What all the seminars, workshops and equal opportunities pledges were struggling to achieve may just have been turbocharged with the combination of a traumatic pandemic and tech. Pre-pandemic, Silicon companies like Facebook were renowned for their tasty workplace extras - offering everything from award-winning chefs in the staff restaurant, games rooms and gyms to tree-house break-out zones and meditation pods. Today, there may be no need to skateboard over to the brainstorm room. Meta’s 2022 Diversity Report states that around 75% of its teams are now working across multiple locations.“For the first time,” says Meta, “we’re hiring individuals who are fully remote and working from locations where we don’t have offices.” As a result, Meta has found its hiring pool suddenly much, much larger. With unprecedented access to talent around the globe, it’s been much better able to accelerate its diversity quota.

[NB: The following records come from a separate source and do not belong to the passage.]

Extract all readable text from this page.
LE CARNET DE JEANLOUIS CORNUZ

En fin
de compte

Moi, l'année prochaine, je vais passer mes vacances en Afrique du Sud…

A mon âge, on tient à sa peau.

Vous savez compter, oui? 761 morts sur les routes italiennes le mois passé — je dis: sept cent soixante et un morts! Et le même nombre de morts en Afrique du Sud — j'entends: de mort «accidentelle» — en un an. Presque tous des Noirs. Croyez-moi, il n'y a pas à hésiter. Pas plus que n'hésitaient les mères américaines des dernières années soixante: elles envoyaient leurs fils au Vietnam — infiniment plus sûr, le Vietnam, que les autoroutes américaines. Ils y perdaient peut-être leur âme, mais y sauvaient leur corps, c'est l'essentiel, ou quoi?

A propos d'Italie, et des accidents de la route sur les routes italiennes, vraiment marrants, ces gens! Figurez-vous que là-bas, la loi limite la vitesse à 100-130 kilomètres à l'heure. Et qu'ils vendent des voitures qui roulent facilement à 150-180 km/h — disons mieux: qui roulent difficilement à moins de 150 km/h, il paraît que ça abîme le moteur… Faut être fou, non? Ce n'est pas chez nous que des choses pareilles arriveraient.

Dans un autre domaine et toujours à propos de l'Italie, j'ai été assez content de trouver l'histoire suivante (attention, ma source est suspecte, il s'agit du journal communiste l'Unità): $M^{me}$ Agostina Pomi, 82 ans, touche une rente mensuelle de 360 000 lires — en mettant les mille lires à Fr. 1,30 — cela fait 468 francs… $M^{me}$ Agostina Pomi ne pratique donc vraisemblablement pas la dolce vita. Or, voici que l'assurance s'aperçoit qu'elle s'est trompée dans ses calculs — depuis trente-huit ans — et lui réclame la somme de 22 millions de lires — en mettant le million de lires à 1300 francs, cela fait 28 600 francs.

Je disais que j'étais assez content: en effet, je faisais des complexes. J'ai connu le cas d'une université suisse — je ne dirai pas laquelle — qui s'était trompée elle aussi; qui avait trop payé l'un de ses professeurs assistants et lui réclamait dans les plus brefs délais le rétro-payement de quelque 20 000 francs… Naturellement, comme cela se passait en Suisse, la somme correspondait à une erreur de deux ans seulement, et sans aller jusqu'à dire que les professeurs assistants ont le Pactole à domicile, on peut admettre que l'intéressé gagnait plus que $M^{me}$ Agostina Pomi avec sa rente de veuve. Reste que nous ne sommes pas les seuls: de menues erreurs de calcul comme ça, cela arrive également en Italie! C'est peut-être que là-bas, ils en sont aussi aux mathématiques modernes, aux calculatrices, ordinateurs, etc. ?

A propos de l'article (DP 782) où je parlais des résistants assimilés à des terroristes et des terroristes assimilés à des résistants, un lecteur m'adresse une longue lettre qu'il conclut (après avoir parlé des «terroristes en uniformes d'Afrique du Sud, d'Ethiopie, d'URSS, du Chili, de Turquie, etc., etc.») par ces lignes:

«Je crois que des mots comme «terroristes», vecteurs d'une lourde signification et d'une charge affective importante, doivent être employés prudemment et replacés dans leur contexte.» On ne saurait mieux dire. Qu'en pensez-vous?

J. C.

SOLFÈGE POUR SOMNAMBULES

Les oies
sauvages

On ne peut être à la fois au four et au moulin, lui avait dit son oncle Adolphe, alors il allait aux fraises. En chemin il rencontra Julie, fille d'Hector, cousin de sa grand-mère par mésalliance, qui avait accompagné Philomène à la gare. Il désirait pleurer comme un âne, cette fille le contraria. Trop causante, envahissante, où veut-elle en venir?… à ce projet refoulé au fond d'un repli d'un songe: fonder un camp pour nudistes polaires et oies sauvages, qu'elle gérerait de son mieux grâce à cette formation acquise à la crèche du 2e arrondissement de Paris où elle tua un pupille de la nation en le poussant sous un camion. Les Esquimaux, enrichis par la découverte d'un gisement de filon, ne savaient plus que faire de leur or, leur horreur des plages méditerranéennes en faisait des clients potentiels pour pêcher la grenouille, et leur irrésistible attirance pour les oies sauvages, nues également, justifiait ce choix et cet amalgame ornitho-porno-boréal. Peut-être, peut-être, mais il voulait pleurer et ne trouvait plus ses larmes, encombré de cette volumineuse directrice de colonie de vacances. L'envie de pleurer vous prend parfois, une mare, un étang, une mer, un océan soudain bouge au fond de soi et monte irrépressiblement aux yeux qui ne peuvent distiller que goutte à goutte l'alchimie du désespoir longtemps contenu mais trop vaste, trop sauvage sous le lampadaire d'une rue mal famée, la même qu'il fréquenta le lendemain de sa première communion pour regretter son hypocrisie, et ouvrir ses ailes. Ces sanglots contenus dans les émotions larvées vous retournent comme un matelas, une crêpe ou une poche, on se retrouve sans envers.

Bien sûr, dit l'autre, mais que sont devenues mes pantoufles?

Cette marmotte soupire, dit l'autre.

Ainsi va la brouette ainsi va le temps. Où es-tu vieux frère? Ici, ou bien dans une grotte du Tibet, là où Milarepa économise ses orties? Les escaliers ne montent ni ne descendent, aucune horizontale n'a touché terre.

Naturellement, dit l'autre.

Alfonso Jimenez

It has doubled its hire rate on two key targets - Black and Hispanic employees in the US, and women around the globe. People with disabilities now make up 6.2% of the workforce, up from 4.7% in 2021. Along with 2.3% veterans and 10% LGBTQ+ identifiers, these figures seem to back up Meta’s statement that underrepresented people now make up 46.7% of its staff.

Remote works

Remote hiring has to be a key factor in this. Our research shows that workers are confident remote work is here to stay: 57% say that they are sure they will work for companies around the world, on a report basis. That same research found that 54% of workers say they will have more power and options to choose where they will work in the future. But don’t take our word for it: Research by Future Forum in 2021 found that Black employees strongly prefer a remote or hybrid model of working. A staggering 97% of them, in fact. In the US only 3% wished to return to full-time in-person work, compared to 21% of white workers. In 2021 the UK government called for a national shift in favour of remote, hybrid and flexible working, after its Behavioural Insights Team found there was a 30% uptake of job applications for any role offering these options. Its then Minister for Women and Equalities, Liz Truss, called for employers to make flexible working a standard option to help level up the UK, boost opportunities for women and reduce geographic inequality. Invisible restrictions, such as the need to live close to the office in a city where the cost of renting is too high, or a gruelling daily commute, evaporate when remote working is an option. Parents with childcare commitments, home-based carers and people with disabilities are now on a much more level playing field. Age is less of a barrier. A tangibly youthful vibe in the office might once have disheartened a fifty-something job candidate, but virtual meetings help to showcase substance above appearance. So-called “silver workers” are a valuable resource both on their own merits and as a smart solution to talent scarcity.
The numbers are compelling, too.

16% of companies in the world (as at 2022) are now fully remote.

3-10% is the average rise in productivity

19% higher innovation revenues

A promise, not a panacea

Savings at the employee end can be significant, another big factor in boosting diversity. Rail commuters can hang on to a hefty chunk of their salary when they no longer need to squeeze into rush hour carriages five days a week. Also, the cost of dressing for work shrinks to, well, the top half. In fact, estimated savings for remote workers in the US are around $7,000. Of course, for some - 16-24-year-olds in particular - escape is to the office, not from it. We have to remember that remote working is not a panacea. The three biggest challenges are unplugging after work (22%), loneliness (19%), and communication / collaboration (17%). But going by the statistics and the global conversation, remote and hybrid working is part of a new employment landscape, where equality and inclusivity sit on the horizon. It’s a CDO’s dream. While many obstacles remain between where we are today and a truly equitable workplace, the huge changes of the last two years should help give CDOs the tools and support they need to move us further towards that goal.